3-way showdown for $8.55M at World Series of Poker as final table stretches to longest ever

By Oskar Garcia, AP
Sunday, November 8, 2009

3-way showdown for $8.55M at World Series of Poker

LAS VEGAS — Eric Buchman was eliminated from the World Series of Poker main event in fourth place Sunday morning, setting up a three-way showdown to determine which two players would face off for the $8.55 million title.

It was the longest main event final table in history, stretching past 14 and a half hours and 274 hands.

Buchman lost most of his chips to 25-year-old French poker professional Antoine Saout to give Saout a large chip lead, then couldn’t survive enough all-in wagers to build back from the hand.

Buchman was finally eliminated from the no-limit Texas Hold ‘em tournament with an ace-five after a king on the turn gave Darvin Moon a pair. Buchman came from behind on an all-in bet against Moon a few hands earlier, but Moon bested Buchman for all his chips to pull near Saout in chips.

“When you get short, you have to gamble,” Buchman said. “I didn’t expect to win. I expected to make it deep.”

Buchman, a 30-year-old professional poker player from Hewlett, N.Y., won $2.5 million for fourth place.

Buchman’s loss left Saout playing against Moon, a 46-year-old self-employed logger from Oakland, Md., and Joe Cada, a 21-year-old poker professional who staged a huge comeback to outlast most of the final table.

Each player left in the final three was guaranteed $3.5 million, but two would emerge from the unusually long card session as competitors destined for a heads-up showdown for the title late Monday night.

Saout nearly eliminated Cada on the next hand when his queens looked to be dominating Cada’s deuces, but a third deuce double’s Cada’s stack and made him the fifth chip leader of the session.

“Destiny, that’s what it is. Destiny,” one of Cada’s hometown supporters from Michigan said.

Saout’s loss tempered a surge that began Saturday afternoon, after he started the final table eighth in chips.

He eliminated Jeff Shulman in fifth place when Shulman gambled his tournament life with pocket sevens against Saout’s ace-nine. Known in poker as a race, the hands had nearly an equal chance of winning against each other.

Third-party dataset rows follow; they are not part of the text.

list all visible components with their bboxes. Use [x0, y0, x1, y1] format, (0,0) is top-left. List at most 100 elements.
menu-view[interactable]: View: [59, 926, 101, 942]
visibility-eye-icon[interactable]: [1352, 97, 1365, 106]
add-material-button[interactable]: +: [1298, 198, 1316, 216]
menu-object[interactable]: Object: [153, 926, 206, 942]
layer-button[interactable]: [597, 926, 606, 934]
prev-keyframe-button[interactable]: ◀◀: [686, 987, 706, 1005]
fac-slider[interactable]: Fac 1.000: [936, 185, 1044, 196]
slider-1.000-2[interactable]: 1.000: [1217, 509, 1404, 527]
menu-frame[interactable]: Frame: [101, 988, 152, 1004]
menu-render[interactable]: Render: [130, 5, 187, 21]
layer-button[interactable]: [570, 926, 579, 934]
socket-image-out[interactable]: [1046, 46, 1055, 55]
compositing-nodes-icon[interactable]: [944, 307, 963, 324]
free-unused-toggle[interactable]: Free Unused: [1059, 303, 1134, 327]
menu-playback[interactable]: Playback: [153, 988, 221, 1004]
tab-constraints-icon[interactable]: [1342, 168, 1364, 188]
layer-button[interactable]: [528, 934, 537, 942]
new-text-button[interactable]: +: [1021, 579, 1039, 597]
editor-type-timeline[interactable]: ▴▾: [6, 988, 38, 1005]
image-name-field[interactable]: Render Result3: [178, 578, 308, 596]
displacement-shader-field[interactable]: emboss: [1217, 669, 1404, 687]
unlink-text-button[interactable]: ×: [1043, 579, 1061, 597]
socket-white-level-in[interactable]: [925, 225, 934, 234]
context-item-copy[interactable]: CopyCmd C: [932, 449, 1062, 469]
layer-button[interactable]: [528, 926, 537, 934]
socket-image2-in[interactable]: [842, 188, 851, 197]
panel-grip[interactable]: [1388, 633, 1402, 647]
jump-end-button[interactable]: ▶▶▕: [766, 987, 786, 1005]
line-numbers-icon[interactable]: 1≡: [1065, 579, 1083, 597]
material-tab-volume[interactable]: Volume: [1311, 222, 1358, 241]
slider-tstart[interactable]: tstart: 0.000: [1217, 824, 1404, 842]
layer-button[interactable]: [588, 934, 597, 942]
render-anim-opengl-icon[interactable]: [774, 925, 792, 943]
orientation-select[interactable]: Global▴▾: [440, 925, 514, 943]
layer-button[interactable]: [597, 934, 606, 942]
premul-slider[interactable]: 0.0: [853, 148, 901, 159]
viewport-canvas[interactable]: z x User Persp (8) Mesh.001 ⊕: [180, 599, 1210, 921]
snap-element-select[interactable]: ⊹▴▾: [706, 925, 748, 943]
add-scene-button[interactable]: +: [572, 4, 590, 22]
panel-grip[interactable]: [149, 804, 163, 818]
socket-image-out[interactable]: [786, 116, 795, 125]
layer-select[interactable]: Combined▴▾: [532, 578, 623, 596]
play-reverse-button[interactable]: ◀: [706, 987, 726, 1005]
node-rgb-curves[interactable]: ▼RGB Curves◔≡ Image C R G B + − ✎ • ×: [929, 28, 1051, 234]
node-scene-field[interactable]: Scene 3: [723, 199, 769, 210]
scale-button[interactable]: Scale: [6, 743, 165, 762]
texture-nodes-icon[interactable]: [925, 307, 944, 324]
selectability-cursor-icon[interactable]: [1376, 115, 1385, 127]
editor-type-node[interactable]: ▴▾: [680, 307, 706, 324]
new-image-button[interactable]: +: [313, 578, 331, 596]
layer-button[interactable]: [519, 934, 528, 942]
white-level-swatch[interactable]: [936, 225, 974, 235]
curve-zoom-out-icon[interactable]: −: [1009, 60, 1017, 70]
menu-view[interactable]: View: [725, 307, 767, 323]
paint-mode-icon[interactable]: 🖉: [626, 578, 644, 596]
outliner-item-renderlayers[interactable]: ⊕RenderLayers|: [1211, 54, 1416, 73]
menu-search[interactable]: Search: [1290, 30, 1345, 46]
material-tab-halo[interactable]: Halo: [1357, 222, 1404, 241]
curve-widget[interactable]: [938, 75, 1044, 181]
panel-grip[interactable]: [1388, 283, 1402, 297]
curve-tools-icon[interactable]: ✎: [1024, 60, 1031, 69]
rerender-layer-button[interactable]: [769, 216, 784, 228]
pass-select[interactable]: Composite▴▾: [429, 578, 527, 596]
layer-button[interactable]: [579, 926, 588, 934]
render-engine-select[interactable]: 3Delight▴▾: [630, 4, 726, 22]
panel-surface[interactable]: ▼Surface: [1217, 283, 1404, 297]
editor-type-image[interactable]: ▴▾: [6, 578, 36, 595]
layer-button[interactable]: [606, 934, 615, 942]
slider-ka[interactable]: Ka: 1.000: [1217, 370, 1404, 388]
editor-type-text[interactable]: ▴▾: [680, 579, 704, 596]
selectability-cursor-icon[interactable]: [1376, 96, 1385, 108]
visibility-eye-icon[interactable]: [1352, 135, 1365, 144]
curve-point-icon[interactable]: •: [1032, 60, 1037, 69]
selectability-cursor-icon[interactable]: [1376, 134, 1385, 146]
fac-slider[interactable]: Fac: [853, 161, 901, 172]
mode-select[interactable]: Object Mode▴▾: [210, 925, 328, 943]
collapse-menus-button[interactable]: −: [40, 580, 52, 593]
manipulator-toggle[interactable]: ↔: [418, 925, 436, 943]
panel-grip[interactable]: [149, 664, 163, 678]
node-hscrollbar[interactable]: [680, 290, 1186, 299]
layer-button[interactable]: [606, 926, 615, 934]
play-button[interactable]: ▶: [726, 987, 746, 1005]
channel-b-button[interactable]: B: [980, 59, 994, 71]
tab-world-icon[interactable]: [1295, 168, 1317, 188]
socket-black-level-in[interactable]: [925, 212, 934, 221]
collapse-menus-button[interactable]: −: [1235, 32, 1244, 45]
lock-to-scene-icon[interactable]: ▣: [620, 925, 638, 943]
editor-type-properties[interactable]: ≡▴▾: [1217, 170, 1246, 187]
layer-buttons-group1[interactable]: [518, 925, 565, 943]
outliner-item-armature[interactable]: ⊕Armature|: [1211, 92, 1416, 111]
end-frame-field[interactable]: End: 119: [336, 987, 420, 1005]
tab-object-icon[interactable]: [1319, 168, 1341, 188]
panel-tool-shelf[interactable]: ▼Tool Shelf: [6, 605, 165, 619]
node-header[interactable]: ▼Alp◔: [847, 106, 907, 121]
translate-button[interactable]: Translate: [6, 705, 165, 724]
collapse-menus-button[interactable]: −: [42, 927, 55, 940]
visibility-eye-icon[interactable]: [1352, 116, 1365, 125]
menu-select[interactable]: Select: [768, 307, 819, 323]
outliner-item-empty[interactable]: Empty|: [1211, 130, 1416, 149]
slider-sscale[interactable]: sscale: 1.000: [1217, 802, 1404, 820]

Saout picked up a nine on the flop and Shulman failed to improve on the turn or river. By then, the players had logged about 10 hours at the table during roughly 250 hands.

One of poker’s most famous faces was bounced from the event about three hours earlier, one of two quick eliminations.

Phil Ivey, a 32-year-old poker professional from Las Vegas, got unlucky against Moon for his last 6.5 million chips. Ivey gambled with an ace-king and found himself ahead of Darvin Moon’s ace-queen, but Moon hit a queen on the flop and Ivey failed to improve.

“It is definitely just about winning, so it’s disappointing I did not win,” Ivey said. “But I am happy with the way I played. I think I made pretty good decisions with the amount of chips that I had, and I think I gave myself as much possibility of winning it as I could.”

Minutes later, Moon was behind again with ace-queen against Steven Begleiter’s pocket queens, but a river ace eliminated Begleiter in sixth place and gave Moon a chip lead.

Begleiter, a 47-year-old former Bear Stearns Cos. executive, won $1.59 million for sixth place. Ivey won $1.4 million for seventh.

“I was one card from being back in the thick of it. I really thought the hand was mine,” Begleiter said. “I’d almost prefer to go out like that — it’s way easier.”

When asked what he planned to do after the final table, Begleiter said: “I want to go somewhere and cry a little bit.”

The rapid-fire eliminations by Moon quickly changed a final table that had developed into a slow grind Saturday after Kevin Schaffel and James Akenhead were eliminated early in the day.

Schaffel, a 52-year-old cash game player from Coral Springs, Fla., was eliminated in eighth place with the game’s best starting hand after he took out London pro James Akenhead in ninth place.

Akenhead delayed his elimination early on by tripling his chips, but he lost most of the stack on two hands to Schaffel. He busted out when his pocket pair of threes couldn’t improve against the pocket nines held by Schaffel.

He took home $1.26 million for ninth place, nothing beyond what each final table player was awarded in July when they made it to the top of a field of 6,494 entrants in the tournament.